Больше всего Никон стремился сохранить самостоятельность в управлении церковью и даже подверг ревизии ненавистное ему Соборное уложение, подчинившее церковных людей светскому суду. Царь Алексей Михайлович шел на послабления, например, даровав еще в 1651 году Никону, тогда новгородскому митрополиту, особой грамотой право суда над духовенством в его епархии. В начале 1657 года патриарх Никон добился подтверждения судебных привилегий духовенству патриарших вотчин, существовавших со времен Бориса Годунова. Участие патриарха в светских делах говорило о полной поддержке им действий царя. Объясняя впоследствии константинопольскому патриарху Дионисию причины оставления патриаршего престола, Никон даже с некоторой обидой упоминал о царе Алексее Михайловиче, забывшем поддержку патриарха в начале войны с Речью Посполитой. Основой конфликта царя и патриарха, по объяснению Никона, стало ревностное отношение патриарха к царскому вмешательству в подведомственные ему церковные дела: «…и во архиерейские дела учал вступатца властию и суд наш владети, или сам собою сие восхоте, или от злых человек преложися»{405}.

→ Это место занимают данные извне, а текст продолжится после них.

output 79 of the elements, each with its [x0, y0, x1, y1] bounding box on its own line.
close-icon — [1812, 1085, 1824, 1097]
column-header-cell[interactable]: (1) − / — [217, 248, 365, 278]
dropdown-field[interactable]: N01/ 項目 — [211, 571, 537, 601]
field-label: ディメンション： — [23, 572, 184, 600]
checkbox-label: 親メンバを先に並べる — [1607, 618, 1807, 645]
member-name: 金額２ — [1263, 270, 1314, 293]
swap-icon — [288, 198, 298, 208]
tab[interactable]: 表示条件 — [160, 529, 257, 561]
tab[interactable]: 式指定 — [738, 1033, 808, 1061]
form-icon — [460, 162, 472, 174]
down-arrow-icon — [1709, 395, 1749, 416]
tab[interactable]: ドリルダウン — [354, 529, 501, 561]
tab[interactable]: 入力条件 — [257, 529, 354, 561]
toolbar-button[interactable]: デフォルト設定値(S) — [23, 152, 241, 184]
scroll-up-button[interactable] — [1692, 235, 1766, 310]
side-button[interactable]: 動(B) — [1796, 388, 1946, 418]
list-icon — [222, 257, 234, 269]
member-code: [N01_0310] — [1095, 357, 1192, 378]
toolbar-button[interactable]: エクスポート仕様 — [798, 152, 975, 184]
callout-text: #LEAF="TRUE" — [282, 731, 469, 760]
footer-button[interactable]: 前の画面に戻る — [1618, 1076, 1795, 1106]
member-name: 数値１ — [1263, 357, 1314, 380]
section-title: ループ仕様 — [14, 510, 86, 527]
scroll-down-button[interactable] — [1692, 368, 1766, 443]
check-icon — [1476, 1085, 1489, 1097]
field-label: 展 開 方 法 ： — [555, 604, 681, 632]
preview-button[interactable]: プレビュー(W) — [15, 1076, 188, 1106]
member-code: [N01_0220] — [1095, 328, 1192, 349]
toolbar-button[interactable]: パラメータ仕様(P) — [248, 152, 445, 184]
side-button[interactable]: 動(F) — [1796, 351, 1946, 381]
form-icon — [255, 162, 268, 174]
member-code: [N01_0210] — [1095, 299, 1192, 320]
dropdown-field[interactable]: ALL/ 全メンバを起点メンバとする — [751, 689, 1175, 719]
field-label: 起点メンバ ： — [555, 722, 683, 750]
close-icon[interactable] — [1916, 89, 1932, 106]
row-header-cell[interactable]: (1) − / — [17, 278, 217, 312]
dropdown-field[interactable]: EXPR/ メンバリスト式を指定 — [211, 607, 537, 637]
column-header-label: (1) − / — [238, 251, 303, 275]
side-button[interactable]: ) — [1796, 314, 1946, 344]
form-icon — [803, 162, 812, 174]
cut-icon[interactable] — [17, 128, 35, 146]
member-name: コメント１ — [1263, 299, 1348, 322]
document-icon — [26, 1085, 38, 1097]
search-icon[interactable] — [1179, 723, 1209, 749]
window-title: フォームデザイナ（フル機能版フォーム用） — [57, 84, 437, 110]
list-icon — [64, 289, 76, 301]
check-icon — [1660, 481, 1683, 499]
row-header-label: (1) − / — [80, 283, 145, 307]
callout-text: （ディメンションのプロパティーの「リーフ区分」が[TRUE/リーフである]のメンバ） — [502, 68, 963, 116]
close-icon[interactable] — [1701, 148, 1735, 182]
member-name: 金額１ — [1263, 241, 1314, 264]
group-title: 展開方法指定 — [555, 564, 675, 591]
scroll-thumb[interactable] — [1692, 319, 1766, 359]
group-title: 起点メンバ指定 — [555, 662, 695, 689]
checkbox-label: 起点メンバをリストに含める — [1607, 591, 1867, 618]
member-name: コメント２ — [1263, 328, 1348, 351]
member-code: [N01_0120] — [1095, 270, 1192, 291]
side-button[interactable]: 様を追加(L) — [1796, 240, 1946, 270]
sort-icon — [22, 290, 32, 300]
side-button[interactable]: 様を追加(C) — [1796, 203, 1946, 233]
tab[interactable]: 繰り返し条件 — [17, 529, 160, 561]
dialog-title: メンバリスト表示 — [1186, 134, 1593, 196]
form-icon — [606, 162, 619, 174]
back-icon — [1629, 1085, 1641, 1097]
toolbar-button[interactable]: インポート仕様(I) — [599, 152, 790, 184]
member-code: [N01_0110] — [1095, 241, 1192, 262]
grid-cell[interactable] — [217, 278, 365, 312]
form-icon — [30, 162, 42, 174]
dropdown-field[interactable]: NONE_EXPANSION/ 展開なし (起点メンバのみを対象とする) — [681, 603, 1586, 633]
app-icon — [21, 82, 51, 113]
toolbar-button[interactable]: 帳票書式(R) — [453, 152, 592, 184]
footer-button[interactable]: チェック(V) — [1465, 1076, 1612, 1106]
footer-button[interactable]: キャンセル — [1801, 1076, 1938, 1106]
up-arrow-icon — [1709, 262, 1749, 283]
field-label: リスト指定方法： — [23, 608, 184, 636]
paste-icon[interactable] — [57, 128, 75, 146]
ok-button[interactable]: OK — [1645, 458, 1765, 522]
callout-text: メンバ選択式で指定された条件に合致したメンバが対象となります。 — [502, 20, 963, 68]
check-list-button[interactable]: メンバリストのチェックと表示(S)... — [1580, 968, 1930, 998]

Отражение каких-то нестроений в церкви стало проявляться немедленно по возвращении царя Алексея Михайловича в Москву и было следствием недавних расправ Никона с людьми, недовольными его реформами. Патриарх попытался сделать первый шаг навстречу своим непримиримым врагам, сражавшимся против его нововведений. Когда отправленный в ссылку бывший протопоп Казанского собора на Красной площади в Москве Иван Неронов, принявший постриг и ставший монахом Григорием, самовольно вернулся в столицу, Никон не стал его наказывать, но принял милостиво и даже позволил присутствовать в Успенском соборе во время богослужения в присутствии царя Алексея Михайловича. Согласно посланию Ивана Неронова из ссылки, царь также решил проявить милость почтенному по своим заслугам и возрасту монаху, едва ли не единственному после смерти Стефана Вонифатьева члену кружка «ревнителей благочестия», кто оказался в Москве. Помнил ли царь письмо протопопа Ивана Неронова из ссылки, в котором тот молил его утишить «бурю, смущающую церквы», и пророчествовал «погибель и тщету» предстоящей «брани», то есть начинавшейся войне с Речью Посполитой?{406} Если да, то присутствие Ивана Неронова в храме было не просто примирительным жестом, оно еще и показывало, что «ревнители благочестия» были не правы, предсказывая поражение в войне. В ответ на полное особенного смысла обращение к Неронову: «Не удаляйся от нас, старец Григорей» — царь якобы услышал гневную обличительную речь в адрес патриарха Никона: «Смутил всею Русскою землею и твою царскую честь попрал, и уже твоей власти не слышать, от него врага всем страха»; после чего царь, «яко устыдевся», просто отошел, «ничто же ему рече». Эту цитату приводят в качестве доказательства властолюбия патриарха Никона. Однако рассказ о речи бывшего казанского протопопа не выдерживает простой хронологической проверки. Описываемые события якобы случились в Успенском соборе в день именин царевны Татьяны Михайловны 13 (надо: 12) января 1657 года, но в это время царя в Москве не было, он вернулся в столицу только 14 января, так что и примечательного разговора, и обвинений Никона перед царем, скорее всего, не было!